The timpani tremolo ushering in the credo provides not only an ominous portent but a unifying motive for the extended text. So does the repeat of the Credo subject in different sections. Note the omission, one of several, of a section of the text, patram omnipotentem. It is obvious from his religious works as well as his own statements that Schubert deeply believed in a ''Divine presence." At the same time, his choice of deletions, in his various settings of phrases such as Credi un unam sanctam catholicam intimate a discomfort with the established Church. Interestingly, although a good student, in Teachers' College, he received a low grade in religious studies.

At the Et incarnatus, key and meter abruptly change. In the lilting 'lullaby' rhythm, the orchestra and then (for the first time the soloists in turn sing shades of Verdi) one of the most poignant Schubertian melodies. All too suddenly we are plunged into an ominous world (crucifixus) as over 'shuddering' strings, each phrase of the now 7-part chorus descends a half step in tonality. The intensity increases to a fff on the third repetition after which the chorus, accompanied by the woodwinds, subsides in unison (passus et sepultus est). Unusually, both the Et incarnatus and the Crucifixus are repeated.

Because Schubert did not employ traditional devices of counterpoint, he has been criticized for the construction of his fugues. But the final fuge of the Credo (et vutan) which takes up about half of the movement, again demonstrates Schubert's mastery of imitation. Notice especially his interwining of an extended chromatic descent.

The opening of the Sanctus is an excellent example for what in Schubert's time would have been rapid and extreme harmonic changes. After a short Osanna, the soloists reappear in alternation with the chorus (Benedictus) with another glorious melodic passage. A reprise of the Osanna and we plunge again into despair (Agnus Dei). Bassoon, trombone, and bass intone a motive Schubert again borrows from Bach's 'Well Tempered Clavier this time the C Sharp minor fugue in Book I. Later in the final year, he would again use it in his setting of Heine’s Doppelganger.
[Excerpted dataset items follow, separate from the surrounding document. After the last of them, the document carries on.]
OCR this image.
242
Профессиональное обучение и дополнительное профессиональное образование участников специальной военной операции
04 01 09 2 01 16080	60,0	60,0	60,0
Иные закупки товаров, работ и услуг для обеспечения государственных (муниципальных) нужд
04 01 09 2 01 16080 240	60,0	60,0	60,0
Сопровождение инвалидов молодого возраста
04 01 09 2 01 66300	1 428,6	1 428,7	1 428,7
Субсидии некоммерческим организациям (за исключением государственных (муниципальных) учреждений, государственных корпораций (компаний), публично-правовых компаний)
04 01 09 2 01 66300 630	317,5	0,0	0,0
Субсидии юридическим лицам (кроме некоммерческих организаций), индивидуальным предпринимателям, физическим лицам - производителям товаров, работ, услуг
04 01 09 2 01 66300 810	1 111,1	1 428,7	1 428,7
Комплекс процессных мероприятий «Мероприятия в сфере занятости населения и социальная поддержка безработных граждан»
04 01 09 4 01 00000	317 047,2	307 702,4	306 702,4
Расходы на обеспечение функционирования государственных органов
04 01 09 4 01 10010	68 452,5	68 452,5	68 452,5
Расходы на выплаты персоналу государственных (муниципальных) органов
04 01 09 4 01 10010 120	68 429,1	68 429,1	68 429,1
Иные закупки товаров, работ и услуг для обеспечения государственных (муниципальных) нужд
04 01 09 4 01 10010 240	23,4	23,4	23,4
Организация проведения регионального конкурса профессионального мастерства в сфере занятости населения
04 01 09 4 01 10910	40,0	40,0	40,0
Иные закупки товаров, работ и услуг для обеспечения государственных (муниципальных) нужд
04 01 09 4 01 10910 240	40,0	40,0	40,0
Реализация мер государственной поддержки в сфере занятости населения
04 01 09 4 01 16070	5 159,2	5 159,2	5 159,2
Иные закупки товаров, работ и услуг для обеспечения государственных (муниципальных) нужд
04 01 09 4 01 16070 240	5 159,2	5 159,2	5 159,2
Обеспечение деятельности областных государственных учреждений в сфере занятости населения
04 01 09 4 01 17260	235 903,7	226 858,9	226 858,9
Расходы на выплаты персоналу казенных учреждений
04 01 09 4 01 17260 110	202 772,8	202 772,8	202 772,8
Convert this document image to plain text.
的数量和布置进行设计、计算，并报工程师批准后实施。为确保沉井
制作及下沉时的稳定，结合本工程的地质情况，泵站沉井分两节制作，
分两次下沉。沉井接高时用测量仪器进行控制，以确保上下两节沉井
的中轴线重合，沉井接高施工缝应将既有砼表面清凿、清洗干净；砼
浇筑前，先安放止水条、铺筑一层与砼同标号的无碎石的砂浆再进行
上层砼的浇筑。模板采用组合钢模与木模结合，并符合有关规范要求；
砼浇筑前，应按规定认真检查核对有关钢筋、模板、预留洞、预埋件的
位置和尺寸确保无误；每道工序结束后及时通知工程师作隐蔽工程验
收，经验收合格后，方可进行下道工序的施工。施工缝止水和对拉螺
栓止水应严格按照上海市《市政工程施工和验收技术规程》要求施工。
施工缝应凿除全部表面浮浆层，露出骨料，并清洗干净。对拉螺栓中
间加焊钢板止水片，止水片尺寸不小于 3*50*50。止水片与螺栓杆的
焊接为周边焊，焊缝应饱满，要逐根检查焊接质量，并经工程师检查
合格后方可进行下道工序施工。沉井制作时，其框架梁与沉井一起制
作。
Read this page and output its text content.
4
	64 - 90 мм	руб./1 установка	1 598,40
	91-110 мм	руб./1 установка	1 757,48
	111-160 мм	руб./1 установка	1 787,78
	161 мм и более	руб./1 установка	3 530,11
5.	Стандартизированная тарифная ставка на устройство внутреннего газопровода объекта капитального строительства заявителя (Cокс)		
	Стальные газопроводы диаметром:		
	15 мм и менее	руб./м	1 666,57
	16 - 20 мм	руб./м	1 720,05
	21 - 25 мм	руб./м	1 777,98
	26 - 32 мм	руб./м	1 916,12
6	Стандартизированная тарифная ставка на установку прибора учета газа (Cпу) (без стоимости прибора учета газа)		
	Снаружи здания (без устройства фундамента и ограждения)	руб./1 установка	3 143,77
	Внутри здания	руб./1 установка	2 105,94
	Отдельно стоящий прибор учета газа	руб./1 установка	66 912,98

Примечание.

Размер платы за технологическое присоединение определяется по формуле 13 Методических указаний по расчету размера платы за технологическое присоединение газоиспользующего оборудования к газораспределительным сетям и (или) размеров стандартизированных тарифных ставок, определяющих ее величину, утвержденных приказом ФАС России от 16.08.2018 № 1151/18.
The mood shifts. The sweet sounds of the second Miserere momentarily lighten as the music shifts from C minor to E flat major. Abruptly we again hear the anguished sounds of the Agnus Dei but are succeeded by simple clear plea (dona nobis pacem) with its Schubertian fourfold tonal repetition. The soloists make a final appearance, as before in alternatim with the chorus. The Agnus Dei once more interrupts, but we get another momentary glimpse of the sun as the music again shifts, this time from E flat minor to E flat major. With the return of the dona nobis there is another return to the minor, but the Mass ends with a reaffirmative chorale of faith in the home key.

The E flat major Mass marks a climax in Schubert’s career. Had it been published in his lifetime, as few of his prodigious output were, it would have startled his listeners for its advanced harmonic thinking and unusually imposing brass sound. Unfortunately, it was published almost 40 years later when his radical tonal and orchestra experiments had become commonplace.

Handel’s Messiah was one of Schubert’s favorite works. During the time he was composing the Mass in E flat, he acquired the scores of Handel’s complete works. He is reported to have said, “Oh the daring of these modulations! Things like this could not occur to the likes of us (sic) even in a dream!” We must disagree. On his memorial is written, “The art of music here entombed a rich possession but even fairer hopes.”